DH Parameters: (1024 bit)
    P:   
        00:87:2b:31:4c:06:95:06:f4:70:66:8b:d4:95:b9:
        fb:cb:86:f9:45:4a:8d:2e:29:c9:f2:0f:bb:9e:c1:
        37:cf:e8:a4:b2:0f:93:a0:d7:9a:ed:10:81:d9:60:
        60:f7:8f:e3:eb:2a:1c:80:92:45:3d:28:2b:15:85:
        c5:a5:47:8e:be:38:61:a6:48:29:54:bc:bc:61:b5:
        07:68:76:2b:7c:9d:ce:d6:a9:cf:87:8c:86:41:b3:
        2a:1a:36:28:57:ab:d0:db:cf:82:0c:ac:0e:36:44:
        5c:90:c0:b8:85:32:27:b9:07:67:6f:5d:08:0e:d1:
        ee:a5:ea:42:1f:2e:76:96:67
    G:    2 (0x2)
-----BEGIN DH PARAMETERS-----
MIGHAoGBAIcrMUwGlQb0cGaL1JW5+8uG+UVKjS4pyfIPu57BN8/opLIPk6DXmu0Q
gdlgYPeP4+sqHICSRT0oKxWFxaVHjr44YaZIKVS8vGG1B2h2K3ydztapz4eMhkGz
Kho2KFer0NvPggysDjZEXJDAuIUyJ7kHZ29dCA7R7qXqQh8udpZnAgEC
-----END DH PARAMETERS-----

In both cases, g=2 is a safe generator for the parameters used.

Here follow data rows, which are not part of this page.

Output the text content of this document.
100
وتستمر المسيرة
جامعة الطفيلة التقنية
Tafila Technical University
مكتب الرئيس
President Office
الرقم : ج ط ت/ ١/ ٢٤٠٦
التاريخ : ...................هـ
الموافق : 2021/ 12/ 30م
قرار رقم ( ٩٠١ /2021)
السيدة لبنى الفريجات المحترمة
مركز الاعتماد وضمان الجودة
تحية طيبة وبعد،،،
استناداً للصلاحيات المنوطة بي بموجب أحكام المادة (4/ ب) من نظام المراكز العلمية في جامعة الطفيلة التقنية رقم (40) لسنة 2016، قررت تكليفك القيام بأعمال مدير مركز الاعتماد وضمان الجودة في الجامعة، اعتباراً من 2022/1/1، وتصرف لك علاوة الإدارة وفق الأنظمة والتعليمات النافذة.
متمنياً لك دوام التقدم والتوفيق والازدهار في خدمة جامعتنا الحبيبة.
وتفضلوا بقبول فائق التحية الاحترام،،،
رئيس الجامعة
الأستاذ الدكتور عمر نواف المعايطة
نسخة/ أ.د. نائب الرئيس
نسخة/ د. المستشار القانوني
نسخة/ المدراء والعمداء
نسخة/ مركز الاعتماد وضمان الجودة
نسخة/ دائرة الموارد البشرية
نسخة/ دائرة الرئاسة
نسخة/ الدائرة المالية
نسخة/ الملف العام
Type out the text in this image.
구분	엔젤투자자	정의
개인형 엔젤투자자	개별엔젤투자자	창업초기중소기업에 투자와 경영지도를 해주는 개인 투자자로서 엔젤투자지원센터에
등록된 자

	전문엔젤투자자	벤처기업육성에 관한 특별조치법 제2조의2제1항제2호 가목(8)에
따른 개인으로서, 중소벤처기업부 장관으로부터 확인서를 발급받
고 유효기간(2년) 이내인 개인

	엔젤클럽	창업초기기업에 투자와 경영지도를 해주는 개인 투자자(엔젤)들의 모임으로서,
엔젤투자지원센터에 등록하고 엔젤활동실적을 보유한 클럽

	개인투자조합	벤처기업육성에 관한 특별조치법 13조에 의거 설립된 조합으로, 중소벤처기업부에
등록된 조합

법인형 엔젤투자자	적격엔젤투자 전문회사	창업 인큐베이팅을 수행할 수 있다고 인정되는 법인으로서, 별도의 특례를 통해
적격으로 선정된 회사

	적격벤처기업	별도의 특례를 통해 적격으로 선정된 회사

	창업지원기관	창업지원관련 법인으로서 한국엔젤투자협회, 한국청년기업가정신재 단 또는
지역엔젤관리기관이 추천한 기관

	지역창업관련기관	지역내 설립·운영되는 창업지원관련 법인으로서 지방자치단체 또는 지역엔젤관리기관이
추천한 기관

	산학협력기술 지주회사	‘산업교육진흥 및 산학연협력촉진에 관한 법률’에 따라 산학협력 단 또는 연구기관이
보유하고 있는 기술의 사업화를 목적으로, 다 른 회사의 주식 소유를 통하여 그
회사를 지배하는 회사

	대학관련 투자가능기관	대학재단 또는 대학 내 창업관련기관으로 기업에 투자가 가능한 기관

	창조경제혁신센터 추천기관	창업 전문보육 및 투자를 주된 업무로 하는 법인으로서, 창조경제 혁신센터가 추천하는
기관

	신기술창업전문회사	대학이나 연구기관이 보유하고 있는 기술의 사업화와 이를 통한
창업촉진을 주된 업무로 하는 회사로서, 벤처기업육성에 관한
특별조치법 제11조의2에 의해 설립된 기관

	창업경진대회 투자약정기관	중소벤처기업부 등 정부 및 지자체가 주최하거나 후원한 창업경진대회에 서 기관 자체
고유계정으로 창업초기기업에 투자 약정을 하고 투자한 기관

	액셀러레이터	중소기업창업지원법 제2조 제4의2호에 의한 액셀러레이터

Overall, we use these parameters within the Diffie-Hellman key exchange method.

Conclusions

Within discrete logs, rather than finding a prime number and then a possible base, we typically select the base that we want and then test for prime numbers until we find a prime number which works. While we don’t use discrete logs much anymore, the theory of them is still used in research papers to show proofs. And, so, if you pick the wrong generator, you could be in great trouble.